The Digital Curation Innovation Center (DCIC) is building a 100 Million-file data observatory (called CI-BER – “cyberinfrastructure for billions of electronic records”) to analyze big record sets, provide training datasets, and teach students practical digital curation skills. The DCIC is contributing to a $10.5M National Science Foundation / Data Infrastructure Building Blocks (DIBBs)-funded project called “Brown Dog”, with partners at the University of Illinois NCSA Supercomputing Center.
Brown Dog is a set of extensible and distributed data transformation services being developed by our partners at NCSA. These web-scale services include file format conversion, the Data Access Proxy (DAP), and metadata extraction from file contents, named the Data Tilling Service (DTS). For more information on how you can use the Brown Dog service, please see the project website.

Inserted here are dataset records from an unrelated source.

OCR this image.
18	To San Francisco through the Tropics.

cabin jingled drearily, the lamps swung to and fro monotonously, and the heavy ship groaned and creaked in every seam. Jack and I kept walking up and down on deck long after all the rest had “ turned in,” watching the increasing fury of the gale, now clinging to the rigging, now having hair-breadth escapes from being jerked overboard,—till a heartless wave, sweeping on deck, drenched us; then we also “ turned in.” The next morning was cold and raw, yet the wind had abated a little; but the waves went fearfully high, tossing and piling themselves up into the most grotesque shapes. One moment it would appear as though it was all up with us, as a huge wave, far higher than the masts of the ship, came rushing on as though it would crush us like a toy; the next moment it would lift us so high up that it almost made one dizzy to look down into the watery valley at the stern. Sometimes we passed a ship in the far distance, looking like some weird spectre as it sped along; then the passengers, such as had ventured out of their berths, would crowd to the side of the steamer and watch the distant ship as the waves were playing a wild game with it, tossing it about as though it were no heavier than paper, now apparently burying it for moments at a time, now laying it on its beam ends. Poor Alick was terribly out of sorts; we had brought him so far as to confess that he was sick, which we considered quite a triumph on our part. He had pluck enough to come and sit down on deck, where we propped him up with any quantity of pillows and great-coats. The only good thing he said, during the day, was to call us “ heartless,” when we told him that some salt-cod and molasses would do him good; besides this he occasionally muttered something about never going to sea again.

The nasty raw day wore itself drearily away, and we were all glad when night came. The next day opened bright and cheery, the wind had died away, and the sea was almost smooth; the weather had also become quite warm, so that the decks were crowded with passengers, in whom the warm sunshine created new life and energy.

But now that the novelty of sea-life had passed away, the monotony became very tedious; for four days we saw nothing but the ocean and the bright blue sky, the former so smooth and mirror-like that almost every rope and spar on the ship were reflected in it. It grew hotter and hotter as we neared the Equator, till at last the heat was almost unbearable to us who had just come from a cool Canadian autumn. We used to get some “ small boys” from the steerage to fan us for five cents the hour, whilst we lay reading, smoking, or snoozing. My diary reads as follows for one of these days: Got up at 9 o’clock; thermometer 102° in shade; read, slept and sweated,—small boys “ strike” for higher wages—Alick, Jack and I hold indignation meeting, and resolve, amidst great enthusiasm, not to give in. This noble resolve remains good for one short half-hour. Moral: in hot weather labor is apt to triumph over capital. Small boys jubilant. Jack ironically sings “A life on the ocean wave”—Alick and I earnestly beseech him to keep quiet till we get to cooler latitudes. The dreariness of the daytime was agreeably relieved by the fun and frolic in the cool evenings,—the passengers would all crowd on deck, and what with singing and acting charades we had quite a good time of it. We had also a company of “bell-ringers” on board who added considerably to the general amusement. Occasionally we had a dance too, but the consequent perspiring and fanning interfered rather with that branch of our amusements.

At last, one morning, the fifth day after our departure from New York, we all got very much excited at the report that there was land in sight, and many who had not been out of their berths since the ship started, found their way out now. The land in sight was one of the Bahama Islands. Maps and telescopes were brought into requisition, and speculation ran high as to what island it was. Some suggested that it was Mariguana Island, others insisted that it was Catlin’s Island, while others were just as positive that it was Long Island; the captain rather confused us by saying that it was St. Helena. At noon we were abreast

Our case study explores how the Brown Dog services can be applied within a large organization’s archives, to reveal the data within the diverse file formats of archival collections. We are developing a model architecture for a born-digital repository that leverages the Brown Dog services in repository workflows that also includes a scalable mix of search and analysis services, notably Indigo (Cassandra), Elasticsearch, and Kibana. We also develop file conversion and extraction tools that enhance our understanding of the archival materials in our case study. These tools are contributed to the growing Brown Dog tools catalog, which is designed for community contributions of tools.
Lastly, Brown Dog is designed to provide services to the general public at web scale. In order to prepare for this demand, the 100 Million files in the CI-BER data set are used to systematically test the Brown Dog service APIs. These tests include load tests, to ensure that performance does not degrade under load, and qualitative tests of the services’ response to diverse file formats.